An injunction that blocked South Korean insulin pump firm EOFlow from selling products in the US has been overturned by the Federal Circuit Court of Appeals.

Insulet requested the injunction, which was granted last October, as part of a lawsuit claiming that EOFlow’s insulin patch pump infringed on patents used in Insulet’s Omnipod.
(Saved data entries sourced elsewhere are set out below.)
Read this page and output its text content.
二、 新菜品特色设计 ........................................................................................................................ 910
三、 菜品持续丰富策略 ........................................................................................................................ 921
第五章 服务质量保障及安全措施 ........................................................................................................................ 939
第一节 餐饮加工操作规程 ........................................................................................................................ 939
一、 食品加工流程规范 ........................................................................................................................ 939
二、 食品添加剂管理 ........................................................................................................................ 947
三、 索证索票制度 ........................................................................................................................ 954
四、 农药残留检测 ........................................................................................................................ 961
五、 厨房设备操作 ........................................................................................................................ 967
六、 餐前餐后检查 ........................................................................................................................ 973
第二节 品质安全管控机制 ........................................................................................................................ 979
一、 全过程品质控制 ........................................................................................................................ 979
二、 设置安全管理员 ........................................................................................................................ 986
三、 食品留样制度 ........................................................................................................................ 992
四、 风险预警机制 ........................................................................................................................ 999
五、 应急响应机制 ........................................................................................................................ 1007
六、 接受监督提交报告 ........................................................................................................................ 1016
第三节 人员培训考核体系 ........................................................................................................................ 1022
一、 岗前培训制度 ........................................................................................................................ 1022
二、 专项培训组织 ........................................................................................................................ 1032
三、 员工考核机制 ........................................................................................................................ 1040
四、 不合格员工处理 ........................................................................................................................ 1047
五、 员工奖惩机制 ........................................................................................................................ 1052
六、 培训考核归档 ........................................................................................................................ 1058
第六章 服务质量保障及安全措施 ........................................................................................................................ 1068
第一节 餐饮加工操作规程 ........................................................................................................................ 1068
The legal battle led Medtronic to withdraw an offer to buy EOFlow. (Also see "Medtronic Is Not Going With The EOFlow – Deal Cancelled" - Medtech Insight, 7 Dec, 2023.)

In a 17 June opinion, the Federal Circuit said that the district court had not properly analyzed the chances Insulet’s lawsuit would succeed, including such factors as whether the allegedly borrowed technology constituted a trade secret and whether the lawsuit might be blocked by the statute of limitations.

“In view of the failure to address the statute of limitations, the lack of a tailored analysis as to what specific information actually constituted a trade secret, as well as the finding that it was ‘hard to tell’ what subset of that information was likely to have been misappropriated by EOFlow, we find that the district court abused its discretion in granting the October 24, 2023 preliminary injunction,” the opinion states.

FDA Updates LDT Enforcement Plan

The FDA has updated its main website on lab-developed tests to reflect the planned dates on which the agency will phase out enforcement discretion for the tests, thus putting into motion the agency’s plan to begin regulating the products.

The dates are:

  • Stage 1: LDT firms will need to comply with medical device reporting requirements, correction and removal reporting requirements, and quality system requirements regarding complaint files by 6 May 2025, which is one year after the publication date of the LDT final rule.
  • Stage 2: FDA will esxpect compliance with requirements related to registration and listing, investigational use, and labeling by 6 May 2026.
  • Stage 3: LDT developers will need to comply with all remaining quality system requirements by 6 May 2027.
  • Stage 4: By 6 November 2027, high-risk IVDs that could be considered class III or are covered under section 351 of the Public Health Service Act will need to comply with premarket review requirements unless there is a premarket submission under review by the FDA. Products that are being reviewed will remain subject to enforcement discretion.
  • Stage 5: Premarket review will be required for moderate- and low-risk LDTs as of 6 May 2028. As with higher-risk products, requirements will be waived while regulatory submissions are under FDA review.